A top area of focus for many SEOs in 2017. This blog post will use a healthy dose of personification to address the components that make up GoogleBot’s crawl budget, highlight a few examples of pitfalls, and suggest technical fixes to get Googlebot crawling your entire site in no time.
Crawl Budget Formula
It’s not every day Google lets you look into its black box. Since I put my SEO hat on back in 2012, specific detailed input from Google on how search works has been few and far between. Like most high level strategies, optimizing crawl budgets have almost always been a nebulous process propped up by independent SEOs and their agency’s research.

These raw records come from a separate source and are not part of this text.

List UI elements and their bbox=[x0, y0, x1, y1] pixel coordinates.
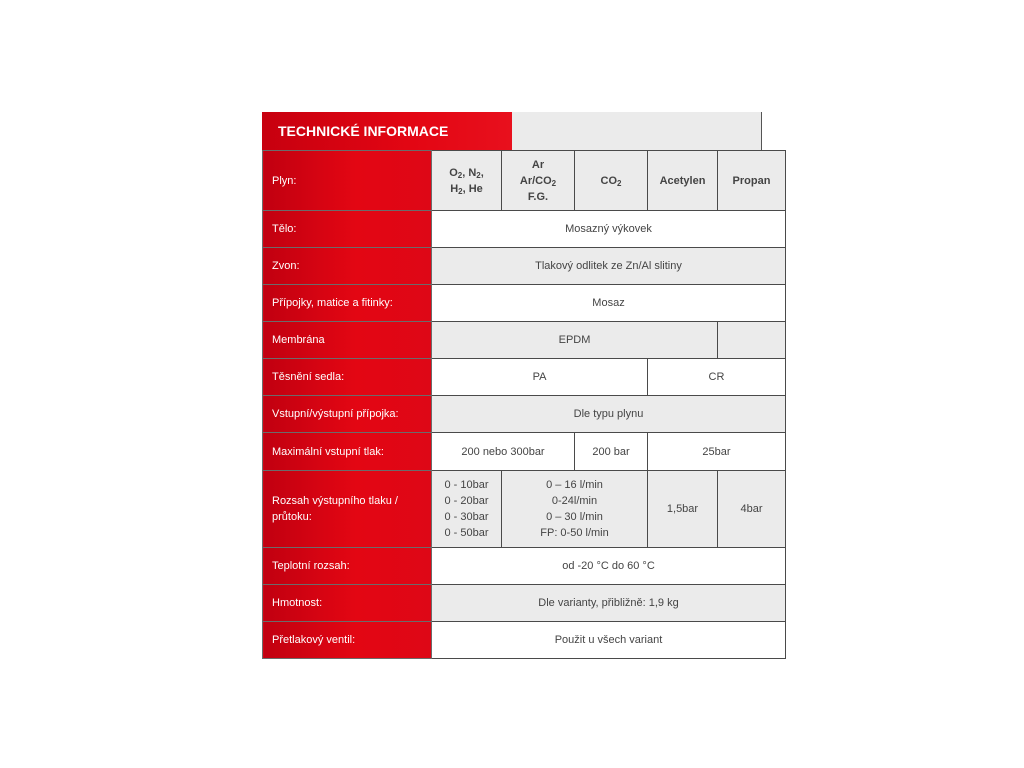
row-label-plyn: Plyn: bbox=[263, 151, 432, 211]
row-label-maxtlak: Maximální vstupní tlak: bbox=[263, 433, 432, 471]
value-pripojky: Mosaz bbox=[432, 285, 786, 322]
flow-line: FP: 0-50 l/min bbox=[540, 527, 609, 539]
gas-header-propan: Propan bbox=[718, 151, 786, 211]
value-tesneni-cr: CR bbox=[648, 359, 786, 396]
table-row bbox=[263, 248, 786, 285]
table-row bbox=[263, 471, 786, 548]
table-row bbox=[263, 359, 786, 396]
section-title: TECHNICKÉ INFORMACE bbox=[262, 112, 512, 150]
value-membrana-propan bbox=[718, 322, 786, 359]
row-label-rozsah: Rozsah výstupního tlaku / průtoku: bbox=[263, 471, 432, 548]
gas-header-ar: Ar $Ar/CO_2$ F.G. bbox=[502, 151, 575, 211]
value-teplota: od -20 °C do 60 °C bbox=[432, 548, 786, 585]
value-pretlak: Použit u všech variant bbox=[432, 622, 786, 659]
range-line: 0 - 10bar bbox=[444, 479, 489, 491]
value-rozsah-acetylen: 1,5bar bbox=[648, 471, 718, 548]
value-maxtlak-2: 200 bar bbox=[575, 433, 648, 471]
value-maxtlak-3: 25bar bbox=[648, 433, 786, 471]
value-tesneni-pa: PA bbox=[432, 359, 648, 396]
value-rozsah-flow bbox=[502, 471, 648, 548]
gas-header-o2-n2-h2-he: $O_2$, $N_2$, $H_2$, He bbox=[432, 151, 502, 211]
value-zvon: Tlakový odlitek ze Zn/Al slitiny bbox=[432, 248, 786, 285]
row-label-membrana: Membrána bbox=[263, 322, 432, 359]
technical-info-table bbox=[262, 150, 786, 659]
range-line: 0 - 30bar bbox=[444, 511, 489, 523]
value-telo: Mosazný výkovek bbox=[432, 211, 786, 248]
table-row bbox=[263, 211, 786, 248]
row-label-pripojky: Přípojky, matice a fitinky: bbox=[263, 285, 432, 322]
value-rozsah-propan: 4bar bbox=[718, 471, 786, 548]
gas-header-acetylen: Acetylen bbox=[648, 151, 718, 211]
table-row bbox=[263, 585, 786, 622]
table-row bbox=[263, 322, 786, 359]
flow-line: 0 – 16 l/min bbox=[546, 479, 603, 491]
row-label-pretlak: Přetlakový ventil: bbox=[263, 622, 432, 659]
table-row bbox=[263, 151, 786, 211]
card-header bbox=[262, 112, 762, 150]
table-row bbox=[263, 548, 786, 585]
range-line: 0 - 20bar bbox=[444, 495, 489, 507]
table-row bbox=[263, 433, 786, 471]
value-rozsah-pressure bbox=[432, 471, 502, 548]
value-hmotnost: Dle varianty, přibližně: 1,9 kg bbox=[432, 585, 786, 622]
range-line: 0 - 50bar bbox=[444, 527, 489, 539]
row-label-tesneni: Těsnění sedla: bbox=[263, 359, 432, 396]
gas-header-co2: $CO_2$ bbox=[575, 151, 648, 211]
row-label-hmotnost: Hmotnost: bbox=[263, 585, 432, 622]
table-row bbox=[263, 285, 786, 322]
row-label-telo: Tělo: bbox=[263, 211, 432, 248]
flow-line: 0-24l/min bbox=[551, 495, 598, 507]
table-row bbox=[263, 622, 786, 659]
value-vstupni: Dle typu plynu bbox=[432, 396, 786, 433]
table-row bbox=[263, 396, 786, 433]
row-label-teplota: Teplotní rozsah: bbox=[263, 548, 432, 585]
value-membrana: EPDM bbox=[432, 322, 718, 359]
flow-line: 0 – 30 l/min bbox=[546, 511, 603, 523]
technical-info-card bbox=[262, 112, 771, 659]
value-maxtlak-1: 200 nebo 300bar bbox=[432, 433, 575, 471]
row-label-zvon: Zvon: bbox=[263, 248, 432, 285]
header-filler bbox=[512, 112, 762, 150]
row-label-vstupni: Vstupní/výstupní přípojka: bbox=[263, 396, 432, 433]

That is until Gary Ilyes was lovely enough to spell it out for us with one simple formula:
Crawl budget = crawl demand + crawl rate
Where crawl rate refers to how easily Googlebot can navigate your site and crawl demand is Googlebot’s assessment of your site’s popularity.

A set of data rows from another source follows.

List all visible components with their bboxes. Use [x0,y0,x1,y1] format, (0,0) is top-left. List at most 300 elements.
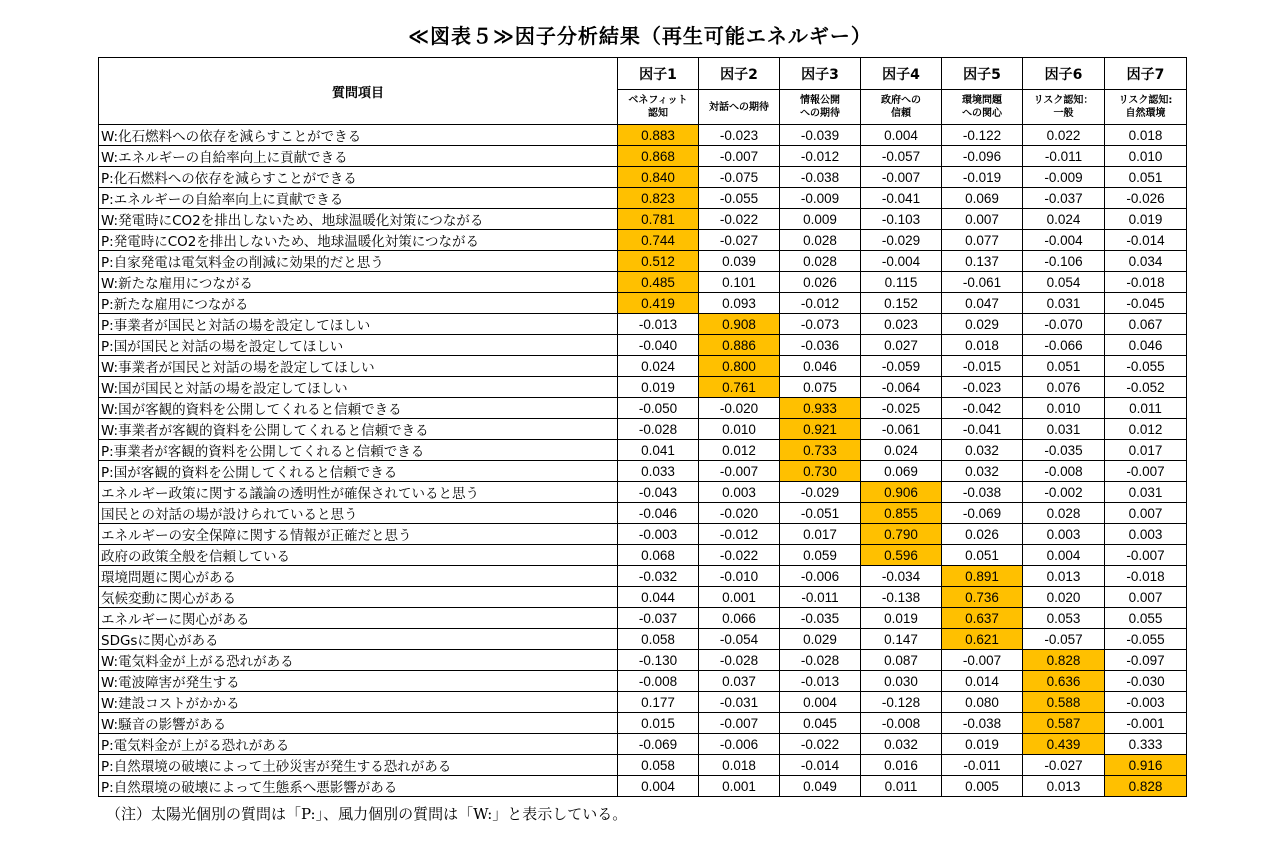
factor-description-line: 環境問題 [962,95,1002,106]
loading-cell: -0.075 [699,167,780,188]
loading-cell: -0.030 [1105,671,1187,692]
loading-cell: 0.067 [1105,314,1187,335]
loading-cell: -0.130 [618,650,699,671]
loading-cell-highlighted: 0.891 [942,566,1023,587]
loading-cell: -0.001 [1105,713,1187,734]
loading-cell: -0.010 [699,566,780,587]
table-body [99,125,1187,797]
factor-description-5 [942,90,1023,125]
loading-cell: -0.027 [699,230,780,251]
page-title: ≪図表５≫因子分析結果（再生可能エネルギー） [408,24,872,48]
loading-cell: 0.034 [1105,251,1187,272]
loading-cell: 0.019 [618,377,699,398]
table-row [99,146,1187,167]
loading-cell: -0.003 [1105,692,1187,713]
loading-cell: 0.024 [1023,209,1105,230]
question-cell: 政府の政策全般を信頼している [99,545,618,566]
loading-cell: -0.069 [618,734,699,755]
loading-cell: 0.080 [942,692,1023,713]
factor-header-5: 因子5 [942,58,1023,90]
loading-cell: 0.026 [780,272,861,293]
loading-cell: 0.031 [1023,419,1105,440]
loading-cell: 0.018 [942,335,1023,356]
loading-cell: 0.115 [861,272,942,293]
table-row [99,209,1187,230]
loading-cell: 0.028 [1023,503,1105,524]
loading-cell: 0.011 [861,776,942,797]
table-row [99,566,1187,587]
loading-cell: -0.007 [699,713,780,734]
loading-cell: -0.031 [699,692,780,713]
loading-cell-highlighted: 0.596 [861,545,942,566]
loading-cell: 0.018 [699,755,780,776]
factor-description-line: 信頼 [891,108,911,119]
table-row [99,776,1187,797]
factor-description-line: 対話への期待 [709,101,769,113]
loading-cell: -0.026 [1105,188,1187,209]
factor-description-2 [699,90,780,125]
loading-cell-highlighted: 0.908 [699,314,780,335]
table-row [99,713,1187,734]
loading-cell-highlighted: 0.636 [1023,671,1105,692]
loading-cell: 0.137 [942,251,1023,272]
loading-cell-highlighted: 0.921 [780,419,861,440]
loading-cell: 0.029 [942,314,1023,335]
loading-cell: -0.064 [861,377,942,398]
loading-cell: -0.032 [618,566,699,587]
loading-cell: 0.028 [780,251,861,272]
loading-cell: 0.075 [780,377,861,398]
loading-cell: -0.022 [699,209,780,230]
footnote: （注）太陽光個別の質問は「P:」、風力個別の質問は「W:」と表示している。 [106,805,628,823]
loading-cell: 0.077 [942,230,1023,251]
loading-cell: -0.055 [699,188,780,209]
loading-cell: -0.061 [861,419,942,440]
loading-cell: 0.007 [1105,503,1187,524]
table-row [99,461,1187,482]
loading-cell: -0.055 [1105,356,1187,377]
table-row [99,503,1187,524]
loading-cell: -0.059 [861,356,942,377]
table-row [99,419,1187,440]
table-row [99,608,1187,629]
loading-cell: -0.020 [699,503,780,524]
table-row [99,293,1187,314]
table-row [99,482,1187,503]
loading-cell: -0.022 [780,734,861,755]
loading-cell: 0.044 [618,587,699,608]
question-cell: エネルギー政策に関する議論の透明性が確保されていると思う [99,482,618,503]
loading-cell: 0.032 [861,734,942,755]
loading-cell: 0.047 [942,293,1023,314]
loading-cell: -0.028 [618,419,699,440]
loading-cell: 0.003 [1105,524,1187,545]
loading-cell: 0.004 [780,692,861,713]
loading-cell-highlighted: 0.439 [1023,734,1105,755]
question-cell: P:化石燃料への依存を減らすことができる [99,167,618,188]
loading-cell: -0.025 [861,398,942,419]
loading-cell: 0.147 [861,629,942,650]
question-cell: P:事業者が客観的資料を公開してくれると信頼できる [99,440,618,461]
table-row [99,692,1187,713]
loading-cell-highlighted: 0.587 [1023,713,1105,734]
loading-cell: -0.014 [780,755,861,776]
loading-cell-highlighted: 0.485 [618,272,699,293]
loading-cell: 0.059 [780,545,861,566]
loading-cell: -0.013 [780,671,861,692]
loading-cell: -0.057 [861,146,942,167]
loading-cell: 0.001 [699,776,780,797]
loading-cell: -0.042 [942,398,1023,419]
loading-cell: 0.017 [1105,440,1187,461]
table-header [99,58,1187,125]
table-row [99,545,1187,566]
question-cell: P:エネルギーの自給率向上に貢献できる [99,188,618,209]
loading-cell: -0.055 [1105,629,1187,650]
loading-cell-highlighted: 0.916 [1105,755,1187,776]
loading-cell: -0.039 [780,125,861,146]
loading-cell-highlighted: 0.744 [618,230,699,251]
question-cell: エネルギーの安全保障に関する情報が正確だと思う [99,524,618,545]
factor-header-4: 因子4 [861,58,942,90]
table-row [99,755,1187,776]
loading-cell: -0.009 [780,188,861,209]
loading-cell: 0.001 [699,587,780,608]
question-cell: P:新たな雇用につながる [99,293,618,314]
question-column-header: 質問項目 [99,58,618,125]
loading-cell-highlighted: 0.933 [780,398,861,419]
loading-cell: 0.016 [861,755,942,776]
loading-cell: 0.012 [1105,419,1187,440]
loading-cell: 0.032 [942,440,1023,461]
loading-cell: 0.019 [1105,209,1187,230]
loading-cell: -0.050 [618,398,699,419]
loading-cell: -0.018 [1105,272,1187,293]
factor-header-2: 因子2 [699,58,780,90]
loading-cell: -0.008 [618,671,699,692]
loading-cell: -0.006 [699,734,780,755]
loading-cell: -0.028 [699,650,780,671]
question-cell: P:国が客観的資料を公開してくれると信頼できる [99,461,618,482]
loading-cell-highlighted: 0.823 [618,188,699,209]
loading-cell: 0.076 [1023,377,1105,398]
factor-description-line: リスク認知： [1033,95,1094,106]
factor-description-line: 政府への [881,95,921,106]
factor-description-1 [618,90,699,125]
loading-cell: 0.009 [780,209,861,230]
loading-cell: -0.028 [780,650,861,671]
table-row [99,125,1187,146]
loading-cell: 0.093 [699,293,780,314]
loading-cell: -0.007 [1105,461,1187,482]
loading-cell: 0.101 [699,272,780,293]
loading-cell: -0.006 [780,566,861,587]
loading-cell: 0.003 [699,482,780,503]
loading-cell: 0.046 [780,356,861,377]
loading-cell: -0.040 [618,335,699,356]
factor-description-6 [1023,90,1105,125]
loading-cell: -0.097 [1105,650,1187,671]
table-row [99,398,1187,419]
loading-cell: 0.010 [1105,146,1187,167]
loading-cell: 0.177 [618,692,699,713]
loading-cell: -0.038 [780,167,861,188]
loading-cell: 0.053 [1023,608,1105,629]
loading-cell: 0.029 [780,629,861,650]
question-cell: W:発電時にCO2を排出しないため、地球温暖化対策につながる [99,209,618,230]
loading-cell: 0.032 [942,461,1023,482]
table-row [99,524,1187,545]
loading-cell: -0.046 [618,503,699,524]
loading-cell: -0.034 [861,566,942,587]
question-cell: P:発電時にCO2を排出しないため、地球温暖化対策につながる [99,230,618,251]
loading-cell: -0.012 [780,293,861,314]
loading-cell: -0.037 [1023,188,1105,209]
loading-cell: 0.027 [861,335,942,356]
factor-description-line: への期待 [800,108,840,119]
table-row [99,671,1187,692]
loading-cell: -0.013 [618,314,699,335]
loading-cell: 0.058 [618,755,699,776]
question-cell: P:事業者が国民と対話の場を設定してほしい [99,314,618,335]
loading-cell-highlighted: 0.730 [780,461,861,482]
loading-cell: 0.020 [1023,587,1105,608]
question-cell: W:騒音の影響がある [99,713,618,734]
loading-cell: 0.058 [618,629,699,650]
loading-cell: 0.051 [1023,356,1105,377]
loading-cell: -0.041 [942,419,1023,440]
question-cell: W:建設コストがかかる [99,692,618,713]
loading-cell: -0.007 [1105,545,1187,566]
loading-cell: -0.007 [699,461,780,482]
loading-cell: -0.008 [861,713,942,734]
loading-cell: -0.015 [942,356,1023,377]
question-cell: 環境問題に関心がある [99,566,618,587]
loading-cell: 0.024 [861,440,942,461]
loading-cell: -0.036 [780,335,861,356]
question-cell: W:新たな雇用につながる [99,272,618,293]
loading-cell-highlighted: 0.790 [861,524,942,545]
loading-cell: -0.038 [942,713,1023,734]
loading-cell: -0.052 [1105,377,1187,398]
loading-cell: -0.029 [780,482,861,503]
loading-cell: -0.011 [780,587,861,608]
loading-cell-highlighted: 0.419 [618,293,699,314]
loading-cell-highlighted: 0.761 [699,377,780,398]
loading-cell: -0.012 [780,146,861,167]
factor-analysis-table [98,57,1187,797]
loading-cell: 0.007 [942,209,1023,230]
loading-cell: 0.066 [699,608,780,629]
loading-cell-highlighted: 0.800 [699,356,780,377]
loading-cell: -0.106 [1023,251,1105,272]
loading-cell: 0.046 [1105,335,1187,356]
loading-cell: 0.003 [1023,524,1105,545]
factor-description-line: リスク認知: [1118,95,1173,106]
loading-cell: -0.054 [699,629,780,650]
loading-cell: -0.007 [699,146,780,167]
loading-cell: 0.005 [942,776,1023,797]
question-cell: 国民との対話の場が設けられていると思う [99,503,618,524]
loading-cell: -0.011 [1023,146,1105,167]
loading-cell: 0.045 [780,713,861,734]
loading-cell-highlighted: 0.828 [1023,650,1105,671]
factor-description-line: 認知 [648,108,668,119]
loading-cell: 0.030 [861,671,942,692]
loading-cell: -0.096 [942,146,1023,167]
loading-cell: 0.054 [1023,272,1105,293]
loading-cell: 0.023 [861,314,942,335]
factor-description-line: 情報公開 [800,95,840,106]
loading-cell: -0.020 [699,398,780,419]
question-cell: W:エネルギーの自給率向上に貢献できる [99,146,618,167]
factor-description-4 [861,90,942,125]
loading-cell: 0.041 [618,440,699,461]
loading-cell: 0.031 [1105,482,1187,503]
loading-cell-highlighted: 0.637 [942,608,1023,629]
loading-cell: -0.018 [1105,566,1187,587]
loading-cell-highlighted: 0.868 [618,146,699,167]
loading-cell: 0.010 [699,419,780,440]
question-cell: P:電気料金が上がる恐れがある [99,734,618,755]
loading-cell: -0.023 [942,377,1023,398]
loading-cell-highlighted: 0.512 [618,251,699,272]
loading-cell: 0.019 [942,734,1023,755]
loading-cell-highlighted: 0.828 [1105,776,1187,797]
loading-cell: 0.011 [1105,398,1187,419]
loading-cell: -0.004 [1023,230,1105,251]
table-row [99,188,1187,209]
question-cell: W:事業者が客観的資料を公開してくれると信頼できる [99,419,618,440]
loading-cell: 0.068 [618,545,699,566]
loading-cell: -0.008 [1023,461,1105,482]
factor-description-line: 自然環境 [1125,108,1166,119]
question-cell: エネルギーに関心がある [99,608,618,629]
loading-cell: 0.004 [1023,545,1105,566]
loading-cell: -0.061 [942,272,1023,293]
table-row [99,167,1187,188]
loading-cell: 0.152 [861,293,942,314]
loading-cell: -0.041 [861,188,942,209]
factor-description-7 [1105,90,1187,125]
table-row [99,650,1187,671]
table-row [99,272,1187,293]
loading-cell: -0.038 [942,482,1023,503]
question-cell: W:国が国民と対話の場を設定してほしい [99,377,618,398]
question-cell: W:化石燃料への依存を減らすことができる [99,125,618,146]
loading-cell: -0.011 [942,755,1023,776]
table-row [99,356,1187,377]
loading-cell: 0.055 [1105,608,1187,629]
loading-cell: 0.333 [1105,734,1187,755]
loading-cell-highlighted: 0.733 [780,440,861,461]
loading-cell: -0.023 [699,125,780,146]
loading-cell: -0.027 [1023,755,1105,776]
loading-cell: -0.066 [1023,335,1105,356]
loading-cell: -0.035 [1023,440,1105,461]
factor-header-3: 因子3 [780,58,861,90]
loading-cell: 0.026 [942,524,1023,545]
table-row [99,377,1187,398]
loading-cell: 0.037 [699,671,780,692]
loading-cell-highlighted: 0.855 [861,503,942,524]
table-row [99,587,1187,608]
factor-header-6: 因子6 [1023,58,1105,90]
loading-cell: -0.045 [1105,293,1187,314]
loading-cell: 0.051 [942,545,1023,566]
loading-cell: -0.002 [1023,482,1105,503]
loading-cell: -0.122 [942,125,1023,146]
factor-description-line: 一般 [1053,108,1074,119]
factor-description-line: ベネフィット [628,95,688,106]
loading-cell: 0.013 [1023,776,1105,797]
loading-cell: -0.019 [942,167,1023,188]
table-row [99,230,1187,251]
loading-cell: 0.014 [942,671,1023,692]
loading-cell: -0.057 [1023,629,1105,650]
loading-cell: -0.073 [780,314,861,335]
question-cell: P:自然環境の破壊によって生態系へ悪影響がある [99,776,618,797]
loading-cell: -0.004 [861,251,942,272]
loading-cell-highlighted: 0.906 [861,482,942,503]
loading-cell: -0.043 [618,482,699,503]
loading-cell: 0.049 [780,776,861,797]
question-cell: W:電気料金が上がる恐れがある [99,650,618,671]
loading-cell-highlighted: 0.621 [942,629,1023,650]
loading-cell: -0.007 [942,650,1023,671]
question-cell: SDGsに関心がある [99,629,618,650]
loading-cell: -0.128 [861,692,942,713]
loading-cell: -0.009 [1023,167,1105,188]
loading-cell: 0.028 [780,230,861,251]
factor-description-3 [780,90,861,125]
loading-cell: 0.010 [1023,398,1105,419]
loading-cell: -0.069 [942,503,1023,524]
loading-cell: 0.024 [618,356,699,377]
loading-cell: 0.033 [618,461,699,482]
loading-cell-highlighted: 0.588 [1023,692,1105,713]
loading-cell-highlighted: 0.840 [618,167,699,188]
loading-cell: 0.039 [699,251,780,272]
loading-cell-highlighted: 0.736 [942,587,1023,608]
factor-description-line: への関心 [962,108,1002,119]
loading-cell: 0.017 [780,524,861,545]
loading-cell: 0.015 [618,713,699,734]
loading-cell-highlighted: 0.781 [618,209,699,230]
loading-cell: -0.051 [780,503,861,524]
table-row [99,629,1187,650]
loading-cell: -0.037 [618,608,699,629]
loading-cell: 0.069 [942,188,1023,209]
question-cell: P:自家発電は電気料金の削減に効果的だと思う [99,251,618,272]
loading-cell: -0.103 [861,209,942,230]
loading-cell: 0.013 [1023,566,1105,587]
loading-cell: -0.003 [618,524,699,545]
loading-cell: 0.069 [861,461,942,482]
loading-cell: -0.014 [1105,230,1187,251]
factor-header-7: 因子7 [1105,58,1187,90]
loading-cell: -0.007 [861,167,942,188]
question-cell: 気候変動に関心がある [99,587,618,608]
table-row [99,734,1187,755]
loading-cell: 0.087 [861,650,942,671]
loading-cell: 0.031 [1023,293,1105,314]
loading-cell: 0.018 [1105,125,1187,146]
loading-cell: 0.007 [1105,587,1187,608]
loading-cell: -0.070 [1023,314,1105,335]
loading-cell: -0.022 [699,545,780,566]
table-row [99,440,1187,461]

Crawl Demand: Is Your Site Engaging?
The two Google defined factors here are popularity and staleness. This is Googlebot’s attempt to find the perfect crawling rate for super engaging sites like amazon.com as well as less visited, but still indexed, sites like carlbarnes.com.
Depending on your service agreement with clients, these aspects could be something you have the least control over. However, it is important to make sure your content not only targets, but also provides value to a specified audience. At the very minimum, having good basic SEO and killer content will get you success. Assuming your client has the means and desire to work with you to give potential customers what they’re looking for in a site… Let’s move on to the more technical aspect, crawl rate.
Crawl Rate: Is Your Site Accessible?
Google / Gary Iyles explicitly defines crawl rate as:
The number of simultaneous parallel connections Googlebot may use to crawl the site, as well as the time it has to wait between the fetches.
In other words, Googlebot decides how many pages it wants to crawl as it approaches your site. Once navigating, crawl limit can increase if it has an easy time understanding your content. So how do we make things easy on Googlebot? Remove the common crawling pitfalls related to low-value-add URLs.
Remove Low-Value-Add URLs
Specifically those related to faceted navigation, URL parameters, and on-site duplicate content.
Faceted navigation refers to how your site generates URLs in regards to Googlebot’s navigation between pages. An ideal journey features uniquely generated pages in a logical hierarchy.
As we all know, this isn’t often the case with larger sites. One of the biggest problems is allowing your site to convert session-generated values into (most likely infinite) URL parameters that are crawlable and indexable, but not useful in search results. For instance, session IDs or product sort filters.
The best option to fix these faceted navigation problems would be paring down options where you can, and ensuring you’re blocking the rest as best you can via your sitemap, page robots metas, and robots.txt file.
Another common aspect of faceted navigation, URL parameter management gets to the heart of having one page accessible by only one URL. Regardless of navigation. No Duplicates.
A site with extraneous URL parameters ensures duplicate content, causing Googlebot to drastically cut your crawl limit. Common fixes include, getting with your developers to remove any unnecessary parameters and writing logic that ensures only one version of the page’s URL will be shown to Googlebot upon request.
While a lot of these fixes require both someone with SEO knowledge and someone who can / wants to develop the necessary changes. Sometimes it’s a quick process, most times it’s… well longer. Yet here’s what you can do in the short term.
What Can SEOs Independently Do Today?
Source and remove on-page duplicate content:
You always have to account for actual pages of duplicate content on your site! Sourcing and cleaning can be as simple as clicking through your site and noting similar pages, another common pitfall is having multiple pages with a small amount of unique content. For instance, what we see below:
Potential fixes include deleting low-value-add pages, adding more unique content to each page, or using on-page directives (prev/next, canonical links, et cetera).
Get into your Crawl Error Report in Google Search Console:
Use this report to root around and start diagnosing problems. These are the URLs that Googlebot knows are causing issues. Sourcing and fixing prioritized site errors in the code or with redirects can only improve your standing in Googlebot’s eyes. Speaking of redirects…
If you’ve ever migrated any content on your site, setup global redirects, or have ever crawled your site with SEO tools. Odds are you are aware of redirect chains. It’s another common pitfall that just takes a bit of elbow grease to clean up.